I spent this past week at the International Labor Organization (ILO) in Geneva, Switzerland participating in the tripartite committee that crafted guidelines for the medical examination of seafarers. While it is often easy to get lost in the weeds when creating these sorts of documents by committee, it was clear from the start that these particular guidelines will have a meaningful impact on the working lives of seafarers. To the credit of the ILO, the organization facilitated interaction among representatives from flag states, ship owners, and seafarers. This is no small achievement.
The ILO is the only United Nations agency with government, employer, and worker representatives. This tripartite structure makes the ILO a unique forum in which the governments and the social partners of the economy of its 183 Member States can freely and openly debate and elaborate labor standards and policies.
In 1919 the ILO Constitution was drafted by the Labour Commission set up by the Peace Conference, which first met in Paris and then in Versailles. The Commission, chaired by Samuel Gompers, head of the American Federation of Labour (AFL) in the United States, was composed of representatives from nine countries: Belgium, Cuba, Czechoslovakia, France, Italy, Japan, Poland, the United Kingdom and the United States. The overarching idea in creating the ILO was that lasting peace around the world can only be accomplished if it is based on social justice. My, how times have changed.
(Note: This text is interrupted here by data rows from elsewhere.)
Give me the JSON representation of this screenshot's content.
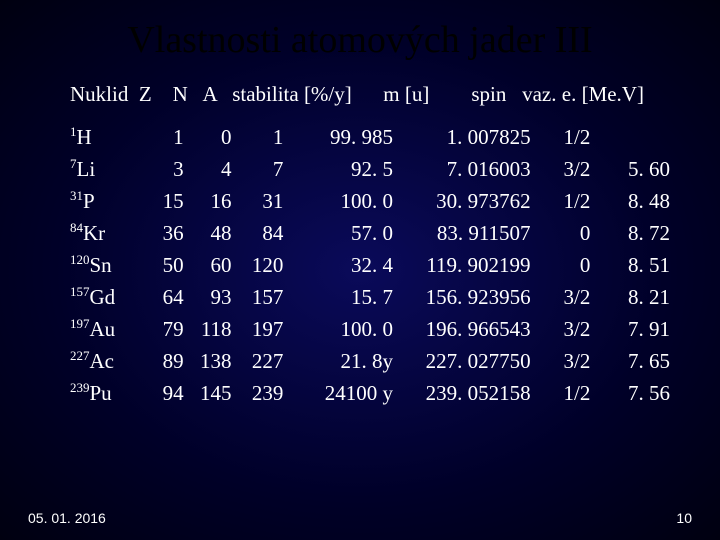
{
  "title": "Vlastnosti atomových jader III",
  "header": {
    "nuklid": "Nuklid",
    "z": "Z",
    "n": "N",
    "a": "A",
    "stab": "stabilita [%/y]",
    "mu": "m [u]",
    "spin": "spin",
    "vaz": "vaz. e. [Me.V]"
  },
  "rows": [
    {
      "sup": "1",
      "el": "H",
      "z": "1",
      "n": "0",
      "a": "1",
      "stab": "99. 985",
      "mu": "1. 007825",
      "spin": "1/2",
      "vaz": ""
    },
    {
      "sup": "7",
      "el": "Li",
      "z": "3",
      "n": "4",
      "a": "7",
      "stab": "92. 5",
      "mu": "7. 016003",
      "spin": "3/2",
      "vaz": "5. 60"
    },
    {
      "sup": "31",
      "el": "P",
      "z": "15",
      "n": "16",
      "a": "31",
      "stab": "100. 0",
      "mu": "30. 973762",
      "spin": "1/2",
      "vaz": "8. 48"
    },
    {
      "sup": "84",
      "el": "Kr",
      "z": "36",
      "n": "48",
      "a": "84",
      "stab": "57. 0",
      "mu": "83. 911507",
      "spin": "0",
      "vaz": "8. 72"
    },
    {
      "sup": "120",
      "el": "Sn",
      "z": "50",
      "n": "60",
      "a": "120",
      "stab": "32. 4",
      "mu": "119. 902199",
      "spin": "0",
      "vaz": "8. 51"
    },
    {
      "sup": "157",
      "el": "Gd",
      "z": "64",
      "n": "93",
      "a": "157",
      "stab": "15. 7",
      "mu": "156. 923956",
      "spin": "3/2",
      "vaz": "8. 21"
    },
    {
      "sup": "197",
      "el": "Au",
      "z": "79",
      "n": "118",
      "a": "197",
      "stab": "100. 0",
      "mu": "196. 966543",
      "spin": "3/2",
      "vaz": "7. 91"
    },
    {
      "sup": "227",
      "el": "Ac",
      "z": "89",
      "n": "138",
      "a": "227",
      "stab": "21. 8y",
      "mu": "227. 027750",
      "spin": "3/2",
      "vaz": "7. 65"
    },
    {
      "sup": "239",
      "el": "Pu",
      "z": "94",
      "n": "145",
      "a": "239",
      "stab": "24100 y",
      "mu": "239. 052158",
      "spin": "1/2",
      "vaz": "7. 56"
    }
  ],
  "footer": {
    "date": "05. 01. 2016",
    "page": "10"
  },
  "style": {
    "background_center": "#0a0a5a",
    "background_edge": "#000010",
    "title_color": "#000000",
    "text_color": "#ffffff",
    "title_fontsize": 38,
    "body_fontsize": 21,
    "footer_fontsize": 14
  }
}
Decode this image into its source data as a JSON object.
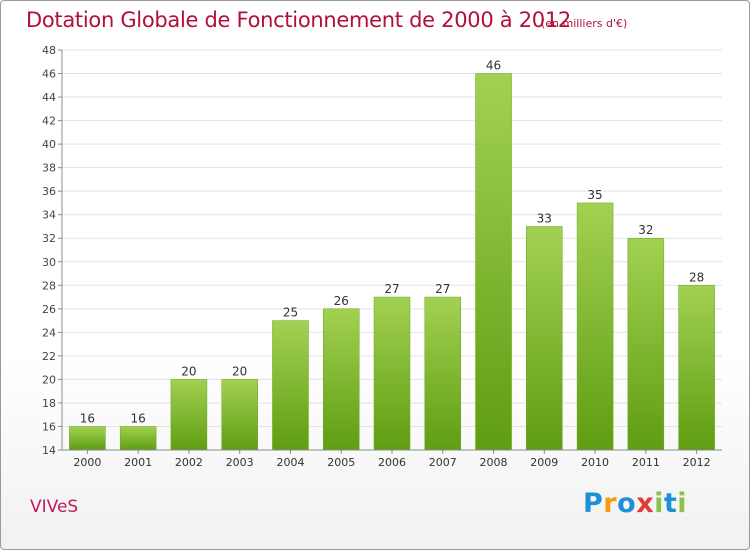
{
  "header": {
    "title": "Dotation Globale de Fonctionnement de 2000 à 2012",
    "unit": "(en milliers d'€)"
  },
  "footer": {
    "commune": "VIVeS",
    "logo": {
      "text": "Proxiti",
      "letters": [
        {
          "char": "P",
          "color": "#1e90d8"
        },
        {
          "char": "r",
          "color": "#f39c12"
        },
        {
          "char": "o",
          "color": "#1e90d8"
        },
        {
          "char": "x",
          "color": "#e53935"
        },
        {
          "char": "i",
          "color": "#8bc34a"
        },
        {
          "char": "t",
          "color": "#1e90d8"
        },
        {
          "char": "i",
          "color": "#8bc34a"
        }
      ]
    }
  },
  "colors": {
    "bar_light": "#a2d152",
    "bar_dark": "#5f9d12",
    "title": "#b0103a",
    "grid": "#e3e3e3",
    "axis": "#8c8c8c"
  },
  "chart_data": {
    "type": "bar",
    "title": "Dotation Globale de Fonctionnement de 2000 à 2012",
    "subtitle": "(en milliers d'€)",
    "xlabel": "",
    "ylabel": "",
    "categories": [
      "2000",
      "2001",
      "2002",
      "2003",
      "2004",
      "2005",
      "2006",
      "2007",
      "2008",
      "2009",
      "2010",
      "2011",
      "2012"
    ],
    "values": [
      16,
      16,
      20,
      20,
      25,
      26,
      27,
      27,
      46,
      33,
      35,
      32,
      28
    ],
    "ylim": [
      14,
      48
    ],
    "ytick_step": 2,
    "grid": true,
    "data_labels": true
  }
}
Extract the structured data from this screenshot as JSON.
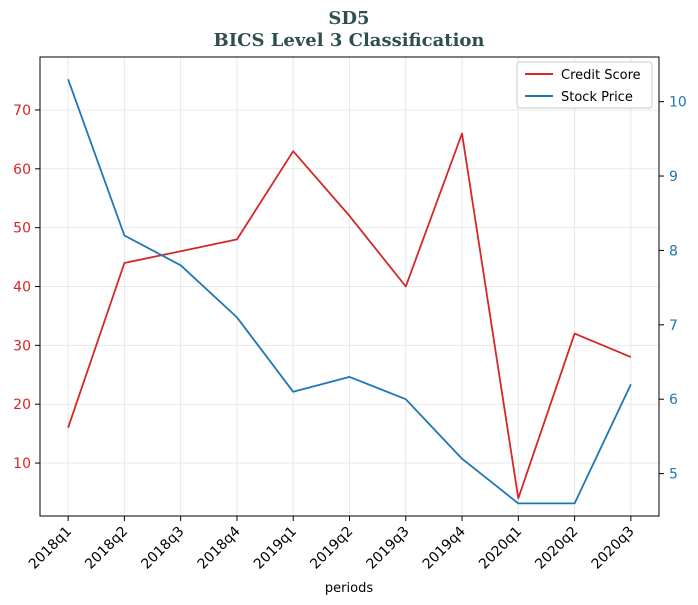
{
  "chart_data": {
    "type": "line",
    "title": "SD5",
    "subtitle": "BICS Level 3 Classification",
    "xlabel": "periods",
    "categories": [
      "2018q1",
      "2018q2",
      "2018q3",
      "2018q4",
      "2019q1",
      "2019q2",
      "2019q3",
      "2019q4",
      "2020q1",
      "2020q2",
      "2020q3"
    ],
    "series": [
      {
        "name": "Credit Score",
        "axis": "left",
        "color": "#d62728",
        "values": [
          16,
          44,
          46,
          48,
          63,
          52,
          40,
          66,
          4,
          32,
          28
        ]
      },
      {
        "name": "Stock Price",
        "axis": "right",
        "color": "#1f77b4",
        "values": [
          10.3,
          8.2,
          7.8,
          7.1,
          6.1,
          6.3,
          6.0,
          5.2,
          4.6,
          4.6,
          6.2
        ]
      }
    ],
    "y_left": {
      "ylim": [
        1,
        79
      ],
      "ticks": [
        10,
        20,
        30,
        40,
        50,
        60,
        70
      ],
      "color": "#d62728"
    },
    "y_right": {
      "ylim": [
        4.43,
        10.6
      ],
      "ticks": [
        5,
        6,
        7,
        8,
        9,
        10
      ],
      "color": "#1f77b4"
    },
    "grid": true,
    "legend_position": "top-right"
  }
}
Back then the American labor movement led the charge to improve working conditions around the globe. Today the states in our Union unabashedly attempt to reduce and eliminate the rights and benefits of our workers at home, as seen this past summer in the Wisconsin, Indiana, Ohio, and Washington state governments, just to name a few. Even now the attacks increase as meaningful discourse continually gives way to political hyperbole that blames unions for the terrible economy in the U.S. The most ironic aspect of today’s America is that the citizens who decry unions are the same people who have been able to prosper, provide for their children, and secure comfortable retirements because of groundwork laid by unions so long ago. How quickly we forget.
Given the current sentiment in the U.S., imagine how refreshing it was for me to spend time at ILO, where they continue the effort led by Samuel Gompers in 1919 and strive literally around the world to improve safety and labor standards for workers everywhere. It is possible that America may no longer be a country where we care enough about our citizens to earnestly discuss how we can help and protect those most vulnerable when they face their most difficult moments. We as a country may have lost sight of the original American values of helping one another so that we all can prosper and continue to grow as a nation. But at least America helped, with others, plant the seeds of worldwide social justice at the ILO many years ago that now improve the lives of working people everywhere. Perhaps one day soon the ILO can remind America of the legacy we left them and help us remember who we once were.